Jeff Sessions hits back at Trump after Fox News attack

US Wrap: Attorney general says department will not bow to politics over Cohen plea deal

US President Donald Trump said on Wednesday (August 22) he found out only after the fact about payments his then-lawyer Michael Cohen made to silence two women who said they had had affairs with Trump, adding that the money came from him. Video Fox

 

Jeff Sessions, the US attorney general, has pushed back at criticism from his boss, US president Donald Trump, saying the US department of justice will not be “improperly influenced by political considerations”.

The remark came as a plea deal struck by the president’s one-time personal attorney has raised questions about what legal fallout the Trump administration could face – and how Mr Trump might respond.

Mr Sessions – the former Republican senator from Alabama who was selected by Mr Trump to lead the Department of Justice – said in an unusual public statement on Thursday: “I took control of the Department of Justice the day I was sworn in . . . While I am attorney general, the actions of the Department of Justice will not be improperly influenced by political considerations.”

The statement from Mr Sessions came after Mr Trump told Fox News in an earlier interview on Thursday that he had “put in an attorney-general that never took control of the justice department” and reiterated prior criticism of Mr Sessions’ decision to recuse himself from special counsel Robert Mueller’s investigation into alleged Russian interference in the 2016 election.

Mr Trump has made no secret of his unhappiness with Mr Sessions, having taken to Twitter in the past to call the attorney-general “beleaguered” and describing some of his actions as “disgraceful”.

The president’s interview came on the heels of a double whammy from the justice department earlier this week, in which he saw former campaign manager Paul Manafort convicted of numerous federal charges, including bank and tax fraud, as well as the guilty plea from former fixer and attorney Michael Cohen, whose statements to prosecutors appeared to implicate the president in an illegal scheme to pay off two women alleging affairs during the presidential campaign.

New attorney general

Republican senator Lindsey Graham, who is both close to Mr Trump and a defender of Mr Sessions, said he believed Mr Trump would appoint a new attorney general but should wait until after the November congressional elections.

“The idea of having a new attorney general in the first term of president Trump’s administration I think is very likely,” Mr Graham said.

Mr Trump told Fox he respected Manafort for work he had done for prominent Republican politicians, adding that “some of the charges they threw against him, every consultant, every lobbyist in Washington probably does”.

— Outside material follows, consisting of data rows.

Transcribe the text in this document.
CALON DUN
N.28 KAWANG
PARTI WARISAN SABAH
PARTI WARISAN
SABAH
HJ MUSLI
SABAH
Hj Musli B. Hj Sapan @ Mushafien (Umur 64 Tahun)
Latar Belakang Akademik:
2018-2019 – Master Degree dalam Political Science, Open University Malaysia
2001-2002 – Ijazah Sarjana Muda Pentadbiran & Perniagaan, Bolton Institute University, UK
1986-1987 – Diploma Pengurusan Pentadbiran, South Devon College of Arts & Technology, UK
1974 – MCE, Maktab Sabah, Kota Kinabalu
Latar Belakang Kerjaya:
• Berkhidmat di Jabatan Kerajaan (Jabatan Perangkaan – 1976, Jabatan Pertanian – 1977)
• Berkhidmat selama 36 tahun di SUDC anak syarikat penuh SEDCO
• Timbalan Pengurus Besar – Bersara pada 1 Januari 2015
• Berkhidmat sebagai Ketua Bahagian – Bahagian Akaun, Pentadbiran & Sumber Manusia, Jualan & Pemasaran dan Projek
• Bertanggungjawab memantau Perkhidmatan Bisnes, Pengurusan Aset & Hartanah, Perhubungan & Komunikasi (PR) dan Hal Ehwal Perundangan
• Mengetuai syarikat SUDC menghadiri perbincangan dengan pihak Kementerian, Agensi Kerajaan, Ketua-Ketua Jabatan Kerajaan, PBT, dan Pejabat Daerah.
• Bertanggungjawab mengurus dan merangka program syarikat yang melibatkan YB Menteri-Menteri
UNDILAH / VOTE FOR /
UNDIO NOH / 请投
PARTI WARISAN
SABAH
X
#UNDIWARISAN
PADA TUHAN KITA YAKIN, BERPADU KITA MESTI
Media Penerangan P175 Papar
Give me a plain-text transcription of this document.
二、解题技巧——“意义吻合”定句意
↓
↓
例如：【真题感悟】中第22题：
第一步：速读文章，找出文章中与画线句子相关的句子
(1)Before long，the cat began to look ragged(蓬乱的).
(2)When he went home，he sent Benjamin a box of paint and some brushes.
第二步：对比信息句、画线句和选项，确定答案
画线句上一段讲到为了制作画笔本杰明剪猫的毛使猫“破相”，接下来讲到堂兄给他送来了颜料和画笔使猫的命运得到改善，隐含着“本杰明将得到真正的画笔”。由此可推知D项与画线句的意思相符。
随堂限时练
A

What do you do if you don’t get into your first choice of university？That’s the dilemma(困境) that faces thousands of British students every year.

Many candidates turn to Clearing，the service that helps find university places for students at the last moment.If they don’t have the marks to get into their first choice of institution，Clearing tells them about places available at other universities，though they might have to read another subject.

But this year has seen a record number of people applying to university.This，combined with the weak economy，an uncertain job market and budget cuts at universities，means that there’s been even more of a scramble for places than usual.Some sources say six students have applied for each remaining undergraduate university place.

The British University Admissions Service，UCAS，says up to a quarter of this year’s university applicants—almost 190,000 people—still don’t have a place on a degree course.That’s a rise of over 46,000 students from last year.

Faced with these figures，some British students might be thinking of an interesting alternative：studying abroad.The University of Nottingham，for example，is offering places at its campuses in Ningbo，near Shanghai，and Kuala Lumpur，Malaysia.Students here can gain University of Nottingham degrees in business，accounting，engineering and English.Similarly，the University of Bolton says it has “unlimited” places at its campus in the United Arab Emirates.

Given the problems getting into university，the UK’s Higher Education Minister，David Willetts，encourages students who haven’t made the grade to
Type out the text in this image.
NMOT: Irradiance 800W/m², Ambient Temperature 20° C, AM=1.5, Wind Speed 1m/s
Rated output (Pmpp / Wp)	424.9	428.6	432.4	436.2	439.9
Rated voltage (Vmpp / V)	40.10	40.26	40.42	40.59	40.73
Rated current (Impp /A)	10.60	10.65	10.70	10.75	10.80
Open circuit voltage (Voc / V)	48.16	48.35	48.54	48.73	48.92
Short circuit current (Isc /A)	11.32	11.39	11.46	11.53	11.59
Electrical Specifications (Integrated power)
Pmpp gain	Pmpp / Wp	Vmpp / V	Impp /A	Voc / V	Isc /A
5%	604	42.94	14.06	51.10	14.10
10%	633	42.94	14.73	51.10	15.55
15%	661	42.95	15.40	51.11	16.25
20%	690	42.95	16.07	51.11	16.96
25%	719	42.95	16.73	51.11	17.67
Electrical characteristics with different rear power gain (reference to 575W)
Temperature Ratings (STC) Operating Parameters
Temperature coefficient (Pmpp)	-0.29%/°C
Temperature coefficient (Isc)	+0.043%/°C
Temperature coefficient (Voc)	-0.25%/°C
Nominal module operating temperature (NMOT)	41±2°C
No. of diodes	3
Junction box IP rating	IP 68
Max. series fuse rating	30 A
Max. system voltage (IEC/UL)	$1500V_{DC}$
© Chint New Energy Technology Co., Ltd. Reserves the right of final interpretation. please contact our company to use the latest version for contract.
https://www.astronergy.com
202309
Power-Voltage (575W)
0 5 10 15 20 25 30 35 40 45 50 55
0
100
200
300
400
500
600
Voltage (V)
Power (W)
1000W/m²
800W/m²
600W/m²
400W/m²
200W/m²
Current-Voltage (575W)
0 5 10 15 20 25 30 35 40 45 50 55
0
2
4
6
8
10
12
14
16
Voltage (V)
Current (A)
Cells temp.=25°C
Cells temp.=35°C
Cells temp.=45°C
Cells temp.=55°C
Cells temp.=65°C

The Fox News reporter who interviewed Mr Trump said on Wednesday that Mr Trump told her he would consider pardoning Manafort. But in the interview that aired on Thursday, Mr Trump never said he was considering the pardon.

Asked if he directed Cohen to make the payments, Mr Trump said only that Cohen made both deals. He attacked Cohen for agreeing to a plea deal with prosecutors that made Mr Trump look bad. “It’s called flipping and it almost ought to be illegal,” he said.

Mr Trump was asked whether he thought Democrats would move to impeach him if they won control of the House of Representatives in November. “I don’t know how you would impeach somebody who’s done a great job,” he said. “If I got impeached, I think the market would crash.”

Hush money

Separately, it was reported on Thursday that David Pecker, chief executive of the company that publishes the National Enquirer, the tabloid magazine involved in hush money deals to women ahead of the 2016 election, was granted immunity by federal prosecutors as part of the Cohen investigation.

Mr Pecker met with prosecutors to describe the involvement of Cohen and Mr Trump in pay-offs to women who alleged affairs in the past with the president, the Wall Street Journal reported .

Mr Pecker, a longtime friend of Mr Trump, was initially subpoenaed by federal investigators four months ago. The Enquirer, the often lurid tabloid that reportedly played a key role in shielding Mr Trump from negative stories , has become deeply embroiled in the legal storm engulfing the White House.

Experts predicted on Thursday that it could have its press protections stripped away.